Grids are collections of resources ranging from clusters to supercomputers. Many types of jobs have been tried on grids, from sequential to parallel, from compute-intensive to data-intensive, and from massive coordinated applications to bags of independent tasks. A typical grid-based experiment requires the repeated execution of a computational task on different sets of input parameters or data; thus, many grid workloads are dominated by applications with a bag of tasks structure. The grid resource providers and the grid resource consumers (the users) are often different entities. The grid resource providers decide on the resource management policies, and provide only minimal, generic job management services. To simplify management, Virtual Organizations (VOs) group administratively users or resource providers.

Understanding the characteristics of entire grid workloads is important in evolving and tuning existing grids, and in the design and development of new grid resource management solutions. This article reviews grid workloads along four main axes: system usage (we look at utilization and task arrivals), user population (number of users and VOs), general application characteristics (CPU, memory, disk, and network), and characteristics of grid-specific application types (presence, structure, etc.).

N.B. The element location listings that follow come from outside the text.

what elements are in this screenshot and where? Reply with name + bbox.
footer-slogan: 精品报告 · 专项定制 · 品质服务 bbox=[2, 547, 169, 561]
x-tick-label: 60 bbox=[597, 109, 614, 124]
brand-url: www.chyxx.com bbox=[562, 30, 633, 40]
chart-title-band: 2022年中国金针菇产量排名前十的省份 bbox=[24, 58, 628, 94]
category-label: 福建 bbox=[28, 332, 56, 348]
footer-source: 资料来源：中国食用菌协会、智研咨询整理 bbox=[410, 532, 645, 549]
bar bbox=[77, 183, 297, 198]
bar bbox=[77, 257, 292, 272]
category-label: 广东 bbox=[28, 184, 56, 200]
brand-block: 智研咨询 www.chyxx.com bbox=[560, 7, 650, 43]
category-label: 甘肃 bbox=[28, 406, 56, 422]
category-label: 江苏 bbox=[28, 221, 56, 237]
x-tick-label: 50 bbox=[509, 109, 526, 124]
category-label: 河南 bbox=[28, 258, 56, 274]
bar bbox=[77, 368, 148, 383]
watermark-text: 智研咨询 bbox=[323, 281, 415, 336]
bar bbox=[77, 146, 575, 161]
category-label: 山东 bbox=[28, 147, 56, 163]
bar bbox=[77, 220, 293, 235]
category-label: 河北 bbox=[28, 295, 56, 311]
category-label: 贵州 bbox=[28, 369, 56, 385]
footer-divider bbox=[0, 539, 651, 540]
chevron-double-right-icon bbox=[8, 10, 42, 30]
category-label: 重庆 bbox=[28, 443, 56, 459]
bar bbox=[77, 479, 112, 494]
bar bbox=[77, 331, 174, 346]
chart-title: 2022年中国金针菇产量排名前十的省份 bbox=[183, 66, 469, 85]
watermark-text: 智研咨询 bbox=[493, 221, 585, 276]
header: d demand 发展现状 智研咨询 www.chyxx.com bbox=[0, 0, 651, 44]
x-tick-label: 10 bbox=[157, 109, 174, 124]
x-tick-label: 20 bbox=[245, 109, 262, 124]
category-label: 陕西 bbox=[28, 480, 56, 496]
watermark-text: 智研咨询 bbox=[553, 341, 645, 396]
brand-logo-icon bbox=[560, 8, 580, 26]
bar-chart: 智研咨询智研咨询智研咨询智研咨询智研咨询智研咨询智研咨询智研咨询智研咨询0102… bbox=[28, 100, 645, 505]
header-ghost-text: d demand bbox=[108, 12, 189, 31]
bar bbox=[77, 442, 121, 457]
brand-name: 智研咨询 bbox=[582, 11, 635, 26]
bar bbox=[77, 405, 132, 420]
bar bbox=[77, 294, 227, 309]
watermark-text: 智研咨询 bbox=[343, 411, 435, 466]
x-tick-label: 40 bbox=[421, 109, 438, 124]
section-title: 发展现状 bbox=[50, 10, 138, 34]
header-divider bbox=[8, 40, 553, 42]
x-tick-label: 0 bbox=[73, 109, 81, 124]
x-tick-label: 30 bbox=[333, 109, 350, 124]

Table I Summary of the properties of the studied traces. The "*" sign marks that the trace only represents a part of the system. GRP and USR are acronyms for number of groups (VOs) and of users, respectively.

Our analysis is based on grid workload traces collected from over fifteen real grids. The traces have been kindly provided by grid owners or users; some of these traces are publicly available via the Grid Workloads Archive (GWA) [13]. Table I summarizes two properties of the studied traces, duration and system size. The values illustrate the breadth of our study: time-wise, nine of the traces are long-term (one year of operation or more) and thirteen are medium-term (six or more months); size-wise, the traces we study have been collected from several large (2,000 CPUs or more) grids, including EGEE, Grid’5000, Grid3 (the precursor of OSG), and NorduGrid. The traces also include examples of system replacement (DAS-2 was phasedout and replaced with DAS-3, traces GWA-T-15 and GWA-T-16 represent the replacement of the job manager), system evolution (traces GWA-T-13 and GWA-T-17 have been taken in the same system with a 3.5 years interval), and detailed/coarse views of the same system (for example, for EGEE the traces GWA-T-6/GWA-T-11, respectively).

II. General Workload Characteristics

Grid workloads exhibit a number of features that we summarize below; more information can be found in our previous studies [8], [13].

System utilization is either very high or very low. The long-term average grid utilization ranges from very low (10-15% in the research grids DAS and Grid?5000) to very high (over 85% in parts of the LCG, in Condor U.Wisc.-Madison, and in AuverGrid, which are all production grids). The short-term utilization can be very high, and every grid investigated in this work has experienced weeklong overloads (full-capacity utilization and excess demand) in their existence. Load imbalance between grid sites and submission spikes happen often [8].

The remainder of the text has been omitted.